Mark Fuhrmann, who oversees Met Council transit development, said that the agency did not compensate the TC & W and that Met Council light-rail projects have never paid a private interest to develop environmental impact comments.
“Highly unusual request,” Fuhrmann said when asked recently about the e-mail.
“The council respects the independence of private parties to develop and provide comments to Met Council on Southwest LRT,” Fuhrmann said. “That independence is maintained by the council not assisting in any way with the development of business or citizen comments.”
Wegner, in an interview, said he didn’t seek compensation for time spent developing the response to the earlier reroute, but for work the railroad expected to do with agency engineers in early 2013 to design new reroute options.
Wegner said he withdrew his request after concluding that the compensation wouldn’t be worth the effort. “Plus, how would we be perceived?” he asked. “I don’t want anyone to think we are in any way, shape or form trying to benefit out of this whole process.”
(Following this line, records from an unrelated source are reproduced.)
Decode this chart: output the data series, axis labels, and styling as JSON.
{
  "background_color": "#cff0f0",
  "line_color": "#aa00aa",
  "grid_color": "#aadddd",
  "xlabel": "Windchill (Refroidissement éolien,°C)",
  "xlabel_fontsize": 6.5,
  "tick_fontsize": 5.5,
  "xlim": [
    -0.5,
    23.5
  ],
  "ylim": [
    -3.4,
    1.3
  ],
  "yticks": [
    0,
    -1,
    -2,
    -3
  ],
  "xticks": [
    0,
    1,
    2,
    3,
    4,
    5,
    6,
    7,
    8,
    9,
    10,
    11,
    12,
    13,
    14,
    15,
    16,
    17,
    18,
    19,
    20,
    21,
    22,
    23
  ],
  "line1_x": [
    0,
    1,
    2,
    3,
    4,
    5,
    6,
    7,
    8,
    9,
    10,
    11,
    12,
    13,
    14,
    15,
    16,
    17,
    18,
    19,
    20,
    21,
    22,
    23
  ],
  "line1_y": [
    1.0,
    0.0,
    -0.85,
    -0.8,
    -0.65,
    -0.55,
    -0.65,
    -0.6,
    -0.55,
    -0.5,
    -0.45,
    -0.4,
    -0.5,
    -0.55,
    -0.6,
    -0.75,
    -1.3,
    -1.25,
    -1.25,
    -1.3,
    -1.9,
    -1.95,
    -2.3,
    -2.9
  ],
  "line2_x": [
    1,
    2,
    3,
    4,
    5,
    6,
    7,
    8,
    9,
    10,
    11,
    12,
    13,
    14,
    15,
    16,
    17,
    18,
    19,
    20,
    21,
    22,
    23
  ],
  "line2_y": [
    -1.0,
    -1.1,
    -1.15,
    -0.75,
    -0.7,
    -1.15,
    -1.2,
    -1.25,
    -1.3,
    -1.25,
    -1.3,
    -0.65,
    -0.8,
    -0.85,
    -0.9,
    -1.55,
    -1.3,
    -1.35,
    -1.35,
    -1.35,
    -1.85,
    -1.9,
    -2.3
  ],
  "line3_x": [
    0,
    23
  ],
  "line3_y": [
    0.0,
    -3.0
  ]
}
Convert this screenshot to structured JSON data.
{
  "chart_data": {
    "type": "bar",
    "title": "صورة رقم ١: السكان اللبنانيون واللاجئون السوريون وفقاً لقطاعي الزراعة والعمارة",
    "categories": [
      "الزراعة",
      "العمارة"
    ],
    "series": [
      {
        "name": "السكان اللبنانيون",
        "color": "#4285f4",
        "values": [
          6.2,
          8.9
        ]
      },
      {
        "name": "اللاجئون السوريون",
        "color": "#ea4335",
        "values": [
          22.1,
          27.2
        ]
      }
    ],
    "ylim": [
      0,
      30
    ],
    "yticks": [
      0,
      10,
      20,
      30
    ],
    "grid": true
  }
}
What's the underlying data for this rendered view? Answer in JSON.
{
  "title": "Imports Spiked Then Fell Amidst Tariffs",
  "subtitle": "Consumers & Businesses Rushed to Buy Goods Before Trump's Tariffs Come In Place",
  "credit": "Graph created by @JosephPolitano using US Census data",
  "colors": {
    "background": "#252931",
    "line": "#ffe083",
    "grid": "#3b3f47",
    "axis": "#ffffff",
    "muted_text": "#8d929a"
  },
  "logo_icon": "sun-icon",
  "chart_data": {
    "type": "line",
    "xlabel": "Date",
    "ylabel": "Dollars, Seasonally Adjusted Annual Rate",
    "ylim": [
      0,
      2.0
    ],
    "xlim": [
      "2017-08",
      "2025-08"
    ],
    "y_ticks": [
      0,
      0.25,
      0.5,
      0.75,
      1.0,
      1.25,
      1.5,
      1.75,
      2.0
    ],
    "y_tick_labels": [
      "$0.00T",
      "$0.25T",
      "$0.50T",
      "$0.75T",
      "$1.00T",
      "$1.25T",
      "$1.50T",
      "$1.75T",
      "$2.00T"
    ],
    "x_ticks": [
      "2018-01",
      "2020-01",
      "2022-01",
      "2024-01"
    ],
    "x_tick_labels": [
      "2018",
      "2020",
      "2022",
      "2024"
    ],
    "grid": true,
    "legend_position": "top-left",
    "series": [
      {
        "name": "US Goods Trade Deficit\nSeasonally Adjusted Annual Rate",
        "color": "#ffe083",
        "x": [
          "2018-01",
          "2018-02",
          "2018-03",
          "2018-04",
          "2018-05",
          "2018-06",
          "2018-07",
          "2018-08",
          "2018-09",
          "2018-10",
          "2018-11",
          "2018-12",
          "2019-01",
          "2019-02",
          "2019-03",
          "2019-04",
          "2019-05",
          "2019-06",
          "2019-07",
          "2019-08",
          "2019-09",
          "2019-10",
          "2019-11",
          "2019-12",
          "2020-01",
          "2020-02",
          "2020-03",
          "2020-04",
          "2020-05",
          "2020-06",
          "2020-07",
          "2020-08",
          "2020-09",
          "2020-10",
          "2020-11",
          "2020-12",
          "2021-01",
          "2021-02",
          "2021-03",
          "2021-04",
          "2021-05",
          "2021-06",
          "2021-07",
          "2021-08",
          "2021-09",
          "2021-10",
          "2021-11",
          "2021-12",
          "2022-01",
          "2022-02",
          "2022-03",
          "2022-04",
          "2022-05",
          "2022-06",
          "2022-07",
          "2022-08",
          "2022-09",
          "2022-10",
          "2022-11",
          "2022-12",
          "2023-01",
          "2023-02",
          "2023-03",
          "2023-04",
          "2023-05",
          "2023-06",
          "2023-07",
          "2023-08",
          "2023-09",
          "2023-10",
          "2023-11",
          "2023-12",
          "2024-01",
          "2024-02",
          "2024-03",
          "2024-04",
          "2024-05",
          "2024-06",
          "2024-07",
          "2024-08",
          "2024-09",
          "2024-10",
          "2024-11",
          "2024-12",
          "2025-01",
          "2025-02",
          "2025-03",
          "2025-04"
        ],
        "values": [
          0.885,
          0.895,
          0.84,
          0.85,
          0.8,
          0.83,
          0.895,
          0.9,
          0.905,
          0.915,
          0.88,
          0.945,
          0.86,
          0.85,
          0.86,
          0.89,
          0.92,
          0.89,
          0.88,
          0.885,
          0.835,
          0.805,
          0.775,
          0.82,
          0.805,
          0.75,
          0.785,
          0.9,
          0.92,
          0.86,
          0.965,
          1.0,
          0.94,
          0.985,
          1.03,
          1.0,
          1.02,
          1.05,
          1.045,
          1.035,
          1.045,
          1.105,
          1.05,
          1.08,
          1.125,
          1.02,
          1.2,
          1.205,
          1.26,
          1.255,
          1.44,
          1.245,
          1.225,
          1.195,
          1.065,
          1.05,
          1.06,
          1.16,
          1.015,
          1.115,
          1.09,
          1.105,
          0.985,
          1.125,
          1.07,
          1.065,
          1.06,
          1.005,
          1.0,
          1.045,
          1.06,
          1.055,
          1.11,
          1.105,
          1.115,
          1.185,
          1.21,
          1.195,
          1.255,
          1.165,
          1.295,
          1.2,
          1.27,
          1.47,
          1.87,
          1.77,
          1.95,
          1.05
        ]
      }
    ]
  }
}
Wegner said the railroad only wanted to make sure that any St. Louis Park reroute maintained the capacity the railroad currently has in the Kenilworth corridor, where its tracks are more level and straight and can accommodate longer trains. “The rail industry trend is toward longer and longer trains,” he said.
At a recent meeting, Peter Wagenius, an aide to Rybak, cited the railroad’s clout over reroute options and questioned the need for the $200 million reroute, remarking, “It sure seems the railroads are not asking for what they need, but for everything they want.”
Rift over reroute
In late February, Wegner complained that the Met Council wasn’t moving quickly to address the railroad’s concerns about a reroute, and he questioned whether the agency and its consultants were up to the task.
“Without the necessary freight railroad expertise, it will be difficult for the engineers hired by Met Council to understand our objections to the reroute design … or to craft an acceptable alternative,” he wrote.
He noted that the Federal Transit Administration also expressed concerns about the earlier reroute design in a September 2011 letter that found “sharp curvature, steep grades” and other problems.
“Despite the passage of almost one and one-half years … the Met Council has not presented an analysis or a revised design,” Wegner wrote.
In response, Alexander e-mailed Wegner: “Thanks for the information and your comments.” He said he’d forward it to consultants. “I look forward to continue working with you and the other railroad companies as well as city and county staff to develop an acceptable design.”
In May, the agency announced eight options for dealing with the freight and the light-rail trains — including the current version of a freight reroute through St. Louis Park costing roughly $200 million that Wegner said satisfied his safety concerns. He declined to comment on recent efforts to look for a better reroute.
Met Council spokeswoman Laura Baenen said that the agency and the railroad “developed a collaborative relationship” leading to that new reroute option.